How to initialize members in Go struct
You just need a constructor. A common used pattern is
func NewSyncMap() *SyncMap {
return &SyncMap{hm: make(map[string]string)}
}
In case of more fields inside your struct, starting a goroutine as backend, or registering a finalizer everything could be done in this constructor.

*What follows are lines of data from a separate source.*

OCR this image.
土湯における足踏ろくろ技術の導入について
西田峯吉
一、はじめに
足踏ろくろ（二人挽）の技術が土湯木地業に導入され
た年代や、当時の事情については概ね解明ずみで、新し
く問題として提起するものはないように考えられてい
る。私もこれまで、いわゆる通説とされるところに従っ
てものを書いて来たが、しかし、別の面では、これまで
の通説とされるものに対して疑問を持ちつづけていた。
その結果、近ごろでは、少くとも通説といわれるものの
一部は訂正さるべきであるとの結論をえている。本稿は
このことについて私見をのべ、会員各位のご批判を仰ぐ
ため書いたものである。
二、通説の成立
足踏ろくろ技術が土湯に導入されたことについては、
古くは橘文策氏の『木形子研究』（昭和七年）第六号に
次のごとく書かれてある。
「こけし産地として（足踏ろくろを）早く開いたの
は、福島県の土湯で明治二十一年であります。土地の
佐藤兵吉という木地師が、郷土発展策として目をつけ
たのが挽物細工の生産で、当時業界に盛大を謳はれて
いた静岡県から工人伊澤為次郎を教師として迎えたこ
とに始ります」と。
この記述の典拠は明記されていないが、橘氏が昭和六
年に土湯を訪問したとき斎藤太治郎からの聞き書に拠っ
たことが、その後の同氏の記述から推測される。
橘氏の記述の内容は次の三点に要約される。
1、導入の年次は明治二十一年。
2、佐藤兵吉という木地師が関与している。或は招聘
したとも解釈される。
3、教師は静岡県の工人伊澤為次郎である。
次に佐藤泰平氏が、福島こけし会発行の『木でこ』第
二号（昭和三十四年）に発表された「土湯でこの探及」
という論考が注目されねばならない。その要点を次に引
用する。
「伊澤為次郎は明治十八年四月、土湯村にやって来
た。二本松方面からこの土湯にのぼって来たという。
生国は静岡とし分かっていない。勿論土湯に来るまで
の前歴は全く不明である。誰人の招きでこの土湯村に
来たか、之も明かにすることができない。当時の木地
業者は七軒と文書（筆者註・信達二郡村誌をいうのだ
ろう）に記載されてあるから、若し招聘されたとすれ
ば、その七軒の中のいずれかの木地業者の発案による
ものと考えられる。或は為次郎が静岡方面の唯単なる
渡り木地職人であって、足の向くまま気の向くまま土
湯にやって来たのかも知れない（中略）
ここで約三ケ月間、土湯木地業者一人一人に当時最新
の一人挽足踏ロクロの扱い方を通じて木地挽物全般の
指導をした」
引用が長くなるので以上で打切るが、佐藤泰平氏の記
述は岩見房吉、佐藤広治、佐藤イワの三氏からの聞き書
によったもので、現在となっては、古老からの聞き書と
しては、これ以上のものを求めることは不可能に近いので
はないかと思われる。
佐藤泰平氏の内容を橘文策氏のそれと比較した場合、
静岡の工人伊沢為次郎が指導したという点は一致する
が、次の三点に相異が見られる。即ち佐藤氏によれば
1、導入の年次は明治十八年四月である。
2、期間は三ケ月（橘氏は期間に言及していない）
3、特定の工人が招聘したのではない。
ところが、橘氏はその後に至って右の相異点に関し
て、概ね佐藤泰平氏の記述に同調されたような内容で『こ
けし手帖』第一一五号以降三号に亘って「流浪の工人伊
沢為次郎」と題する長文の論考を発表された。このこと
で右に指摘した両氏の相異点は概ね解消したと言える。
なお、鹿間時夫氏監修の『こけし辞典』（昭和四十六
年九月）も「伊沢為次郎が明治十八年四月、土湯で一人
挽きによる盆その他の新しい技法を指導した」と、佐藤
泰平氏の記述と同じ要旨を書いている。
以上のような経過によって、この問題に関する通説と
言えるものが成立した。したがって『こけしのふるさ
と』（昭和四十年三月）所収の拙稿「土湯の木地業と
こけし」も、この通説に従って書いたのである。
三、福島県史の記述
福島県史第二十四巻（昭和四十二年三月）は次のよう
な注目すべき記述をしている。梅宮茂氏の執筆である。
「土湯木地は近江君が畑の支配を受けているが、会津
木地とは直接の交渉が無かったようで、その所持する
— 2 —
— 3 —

func NewSyncMap() *SyncMap {
sm := SyncMap{
hm: make(map[string]string),
foo: "Bar",
}
runtime.SetFinalizer(sm, (*SyncMap).stop)
go sm.backend()
return &sm
}
The solution of 'Mue' doesn't work since the mutex is not initialized. The following modification works:
package main
import "sync"
type SyncMap struct {
lock *sync.RWMutex
hm map[string]string
}
func NewSyncMap() *SyncMap {
return &SyncMap{lock: new(sync.RWMutex), hm: make(map[string]string)}
}
func (m *SyncMap) Put (k, v string) {
m.lock.Lock()
defer m.lock.Unlock()
m.hm[k] = v
}
func main() {
sm := NewSyncMap()
sm.Put("Test", "Test")
}
http://play.golang.org/p/n-jQKWtEy5
Good catch by deamon. Mue was possibly thinking of the more common pattern of including the lock as a value rather than a pointer. Since the zero value of a Mutex is a ready-to-use unlocked Mutex, it requires no initialization and including one as a value is common. As a further simplification, you can embed it by omitting the field name. Your struct then acquires the method set of the Mutex. See this working example, http://play.golang.org/p/faO9six-Qx. Also I took out the use of defer. To some extent it's a matter of preference and coding style, but since it does have a small overhead, I tend not to use it in small functions, especially if there is no conditional code.